Film Review: Avengers: Age of UltronFan The Fire Recommends

Posted in Film, Recommended, Reviews
By Martin Roberts on 22 Apr 2015

With Joss Whedon’s Avengers: Age of Ultron, cinema’s most exclusive blockbuster club has its latest entry, and it’s the biggest yet. The Marvel Cinematic Universe has ballooned to the point where this film essentially has 10 prequels. Luckily, Age of Ultron is a thoroughly enjoyable romp, even if franchise newcomers may be left slightly baffled.

For a film which reportedly cost a quarter of a billion dollars to produce, you’d expect Age of Ultron to be spectacular, and it is. Whedon opens with the Avengers (Captain America, Iron Man, Thor, Black Widow, Hulk, Hawkeye – do we even need to go over the members now?) attacking a stronghold in a snowy forest, and almost immediately gives us a nod to ‘that’ tracking shot from Avengers Assemble. It’s a thrill ride from the off, immediately putting us back in familiar territory.

The Avengers recover Loki’s staff from the stronghold, and Tony Stark (Robert Downey Jr) and Bruce Banner (Mark Ruffalo) set about using its alien powers to supercharge an AI programme Stark has been working on – Ultron. Unfortunately, things go spectacularly wrong, and they end up inadvertently creating a machine (voiced by James Spader as an insane twist on Stark’s own persona) hell-bent on wiping humanity from the face of the planet.

There’s a great deal of plot in the film, but Whedon again demonstrates his knack for being able to hold story strands together, all while serving up the explosions that blockbusters now demand, but also, more crucially, the character moments and comic flourishes that made Avengers Assemble such good company. The amount of plates Whedon has to keep spinning inevitably means the film peaks and troughs in places, but in general he has such a tight grip on proceedings that the film rarely flags.

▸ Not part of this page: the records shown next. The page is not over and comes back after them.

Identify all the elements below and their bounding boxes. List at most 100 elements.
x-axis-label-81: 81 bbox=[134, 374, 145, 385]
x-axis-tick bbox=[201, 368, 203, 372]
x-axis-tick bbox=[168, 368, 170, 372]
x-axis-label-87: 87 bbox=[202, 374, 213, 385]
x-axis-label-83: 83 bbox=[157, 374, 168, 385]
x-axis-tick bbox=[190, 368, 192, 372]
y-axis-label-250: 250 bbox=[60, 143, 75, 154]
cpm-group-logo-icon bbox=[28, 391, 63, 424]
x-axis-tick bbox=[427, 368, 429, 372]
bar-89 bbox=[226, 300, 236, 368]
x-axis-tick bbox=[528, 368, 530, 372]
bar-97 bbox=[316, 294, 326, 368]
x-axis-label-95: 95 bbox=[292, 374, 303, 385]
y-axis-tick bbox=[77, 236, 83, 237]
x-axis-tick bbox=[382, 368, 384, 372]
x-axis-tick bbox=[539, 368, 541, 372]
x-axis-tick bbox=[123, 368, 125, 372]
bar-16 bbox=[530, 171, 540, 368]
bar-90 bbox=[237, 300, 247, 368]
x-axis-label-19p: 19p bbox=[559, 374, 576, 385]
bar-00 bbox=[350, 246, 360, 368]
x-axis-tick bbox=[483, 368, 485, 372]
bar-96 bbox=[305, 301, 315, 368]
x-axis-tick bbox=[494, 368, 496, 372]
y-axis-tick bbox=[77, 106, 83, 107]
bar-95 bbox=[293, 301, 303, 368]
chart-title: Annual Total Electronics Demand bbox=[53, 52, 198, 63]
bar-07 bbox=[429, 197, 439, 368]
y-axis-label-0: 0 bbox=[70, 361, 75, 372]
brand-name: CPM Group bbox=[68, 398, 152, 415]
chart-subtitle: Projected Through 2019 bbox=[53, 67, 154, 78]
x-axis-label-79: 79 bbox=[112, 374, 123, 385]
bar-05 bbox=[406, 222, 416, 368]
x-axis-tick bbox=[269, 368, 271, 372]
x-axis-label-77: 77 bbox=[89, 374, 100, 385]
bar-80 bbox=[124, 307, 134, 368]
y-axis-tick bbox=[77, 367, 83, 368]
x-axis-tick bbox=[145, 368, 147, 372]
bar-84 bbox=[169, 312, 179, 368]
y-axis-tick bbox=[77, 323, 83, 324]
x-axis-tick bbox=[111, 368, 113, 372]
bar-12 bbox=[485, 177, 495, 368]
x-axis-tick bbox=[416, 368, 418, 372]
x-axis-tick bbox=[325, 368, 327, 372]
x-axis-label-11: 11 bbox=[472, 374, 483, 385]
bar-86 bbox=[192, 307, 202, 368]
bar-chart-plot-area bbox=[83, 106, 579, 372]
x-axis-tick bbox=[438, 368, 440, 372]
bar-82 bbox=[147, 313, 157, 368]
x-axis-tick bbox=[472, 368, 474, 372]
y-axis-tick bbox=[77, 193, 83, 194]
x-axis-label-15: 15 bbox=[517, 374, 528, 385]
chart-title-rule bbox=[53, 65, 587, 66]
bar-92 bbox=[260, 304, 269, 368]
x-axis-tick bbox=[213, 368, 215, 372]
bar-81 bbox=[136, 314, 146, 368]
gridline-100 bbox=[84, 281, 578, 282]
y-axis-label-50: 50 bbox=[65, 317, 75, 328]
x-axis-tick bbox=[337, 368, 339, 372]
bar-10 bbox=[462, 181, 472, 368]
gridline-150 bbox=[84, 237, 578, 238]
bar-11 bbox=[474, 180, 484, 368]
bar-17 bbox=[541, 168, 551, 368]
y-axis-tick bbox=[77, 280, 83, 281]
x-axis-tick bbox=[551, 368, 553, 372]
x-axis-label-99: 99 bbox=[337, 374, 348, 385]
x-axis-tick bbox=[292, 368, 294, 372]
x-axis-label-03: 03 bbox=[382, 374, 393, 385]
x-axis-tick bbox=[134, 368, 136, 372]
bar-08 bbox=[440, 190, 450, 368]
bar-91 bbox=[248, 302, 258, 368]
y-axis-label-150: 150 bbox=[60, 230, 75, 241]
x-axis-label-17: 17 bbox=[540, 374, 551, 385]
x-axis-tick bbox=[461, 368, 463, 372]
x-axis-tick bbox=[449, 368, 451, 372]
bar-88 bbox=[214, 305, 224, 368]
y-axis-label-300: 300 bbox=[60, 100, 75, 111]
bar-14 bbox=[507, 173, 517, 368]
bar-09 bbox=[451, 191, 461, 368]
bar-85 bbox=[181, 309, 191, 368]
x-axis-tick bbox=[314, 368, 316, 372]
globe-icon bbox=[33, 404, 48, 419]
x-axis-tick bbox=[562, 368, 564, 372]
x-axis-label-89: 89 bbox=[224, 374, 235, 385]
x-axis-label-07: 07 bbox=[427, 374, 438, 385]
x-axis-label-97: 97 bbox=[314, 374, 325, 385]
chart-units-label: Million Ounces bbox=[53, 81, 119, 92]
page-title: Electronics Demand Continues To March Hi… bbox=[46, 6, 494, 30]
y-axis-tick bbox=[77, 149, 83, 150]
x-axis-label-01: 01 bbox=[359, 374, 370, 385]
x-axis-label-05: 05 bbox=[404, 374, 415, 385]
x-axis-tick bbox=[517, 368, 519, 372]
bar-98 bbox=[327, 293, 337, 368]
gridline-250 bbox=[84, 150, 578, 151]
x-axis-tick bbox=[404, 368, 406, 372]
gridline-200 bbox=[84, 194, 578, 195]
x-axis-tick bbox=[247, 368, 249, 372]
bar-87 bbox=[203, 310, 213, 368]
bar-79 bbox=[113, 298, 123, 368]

Ultimately, a massive ensemble piece like this will succeed or fail based on the strength of the cast and the script – action alone won’t do the job – and Marvel’s films benefit from having been extremely well cast in the early stages. There are a tremendous amount of charismatic actors in this series, and seeing them all together just works. That cast, combined with Whedon’s ability to flesh all the characters out in minimal time (while simultaneously giving them interesting things to do), is the series’ great strength.

Considering that Whedon has to introduce Ultron, as well as his super-powered allies Scarlet Witch and Quicksilver (Elizabeth Olsen and Aaron Taylor-Johnson, respectively), while at the same time giving all his heroes screen time, the film hangs together well. Ultron is a fun bad guy, although the film’s need to get him established early does diminish his impact a little. What works is the fact that his presence, as a direct result of Stark’s meddling, creates a reason for the team to in-fight again. Even better is Scarlet Witch’s ability to force our heroes into debilitating visions, designed to leave them emotionally vulnerable. These scenes really work, and allow Whedon to add some more unexpected flavours to the mix, as well as offering glimpses of character development. In Thor’s case, his dream leads to an odd little scene involving Stellan Skarsgard, which comes across as a confusing and slightly lazy way of unravelling the plot strand to come in the two-part conclusion to this series in a few years’ time. Thankfully, it’s a small point.

Amidst all of this, there are some over-extended action sequences, and occasionally the abundance of plot bogs things down a little. To give the film some credit, though, it does at least do some new things with its heroes, and tries to conjure up some more diverse action set pieces, which the series needed. It also feels like things have moved on by the end – another bonus.

Whedon even squeezes in cameos for series veterans, and his brand of humour runs through the film, even when the stakes are high. It’s to his great credit that the film, for all its grandeur and ever-expanding cast of characters,  feels like a Joss Whedon film. In other words, it has a character of its own, and after 11 films in the Marvel Cinematic Universe, that’s something to enjoy and appreciate.